Science, Technology, and Society Seminar: STS Circle at Harvard

Date: 

Monday, October 24, 2016, 12:15pm to 2:00pm

Location: 

Pierce Hall, School of Engineering and Applied Sciences, 29 Oxford Street, Room 100F

"'Three Scientists Walk into a Barricade…' Expert Mobilization in Two Boston-area Social Movements"

Speaker:

Scott Frickel, Associate Professor of Sociology and Environment and Society, Brown University; Community Engagement Core Leader, Brown Superfund Research Program.

Co-sponsored by the Graduate School of Arts and Sciences and the School of Engineering and Applied Sciences.

Contact:

Shana Ashar
shana_ashar@hks.harvard.edu

Chair:

Sheila Jasanoff, Faculty Associate. Pforzheimer Professor of Science and Technology Studies, Harvard Kennedy School.

Lunch is provided if you RSVP via our online form by Thursday of the week before the event.

Abstract:  

Interactions between social movement organizations and scientific, legal, and other experts have broad consequences for under-resourced urban communities.

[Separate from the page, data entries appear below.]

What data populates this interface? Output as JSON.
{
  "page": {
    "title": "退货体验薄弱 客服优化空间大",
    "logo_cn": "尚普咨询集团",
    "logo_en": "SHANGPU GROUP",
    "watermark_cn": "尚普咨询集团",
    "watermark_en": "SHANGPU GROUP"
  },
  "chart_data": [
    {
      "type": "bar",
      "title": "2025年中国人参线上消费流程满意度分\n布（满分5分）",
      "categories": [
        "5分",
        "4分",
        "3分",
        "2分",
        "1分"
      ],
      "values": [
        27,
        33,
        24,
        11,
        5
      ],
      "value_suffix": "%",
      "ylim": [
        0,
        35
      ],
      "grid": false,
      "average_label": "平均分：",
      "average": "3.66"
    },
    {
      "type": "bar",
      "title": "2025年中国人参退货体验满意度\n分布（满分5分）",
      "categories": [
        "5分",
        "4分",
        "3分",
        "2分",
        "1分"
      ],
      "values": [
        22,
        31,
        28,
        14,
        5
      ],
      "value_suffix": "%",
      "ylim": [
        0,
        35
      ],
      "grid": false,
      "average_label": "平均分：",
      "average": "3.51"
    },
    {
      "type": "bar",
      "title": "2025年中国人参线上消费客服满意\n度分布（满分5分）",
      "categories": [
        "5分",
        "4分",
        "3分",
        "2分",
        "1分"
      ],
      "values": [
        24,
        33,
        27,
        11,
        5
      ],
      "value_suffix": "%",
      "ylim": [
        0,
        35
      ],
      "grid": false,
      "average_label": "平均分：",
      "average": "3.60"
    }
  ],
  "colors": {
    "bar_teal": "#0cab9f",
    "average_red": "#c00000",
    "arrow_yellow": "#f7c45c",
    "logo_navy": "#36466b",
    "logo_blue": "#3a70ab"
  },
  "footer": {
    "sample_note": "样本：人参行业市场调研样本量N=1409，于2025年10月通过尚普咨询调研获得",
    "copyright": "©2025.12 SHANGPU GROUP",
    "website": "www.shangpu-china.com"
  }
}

Yet studying mobilized experts in systematic ways has proven difficult. We investigate whether and how different kinds of experts engage Greater Metro Boston’s environmental and community development movements. Building on previous studies of “expert activism”, this talk summarizes findings from analysis of a stratified random sample of 691 experts working with or on behalf of 134 Boston-area social movement organizations (SMO). Our analysis shows that 1) SMOs invest heavily in expertise, but that the nature of these collaborations and the proportion of expert representation varies by movement and by SMO income level; 2) differences in the structure of mobilized expertise may be explained by the political logic of environmental and community development activism; and 3) a wide range of universities, colleges and professional schools around the world “feed” experts into local social movements, but in ways that are shaped importantly by geography and by the differential dynamics of academic and professional labor markets. These results help us motivate and outline a political sociology of experts and expertise.

Biography:

Scott Frickel is Associate Professor of Sociology and Environment and Society at Brown University and Community Engagement Core Leader for the Brown Superfund Research Program. His research and teaching interests lie at the intersection of knowledge, environment and politics. He is author of Chemical Consequences: Environmental Mutagens and the Rise of Genetic Toxicology and co-editor of The New Political Sociology of Science (with Kelly Moore), Fields of Knowledge (with David J. Hess), and Investigating Interdisciplinary Collaboration (with Mathieu Albert and Barbara Prainsack). His current book project (with James R. Elliott) is a comparative history of urban industrial land use and socio-environmental change in four U.S. cities called Urbanization’s Changing Nature.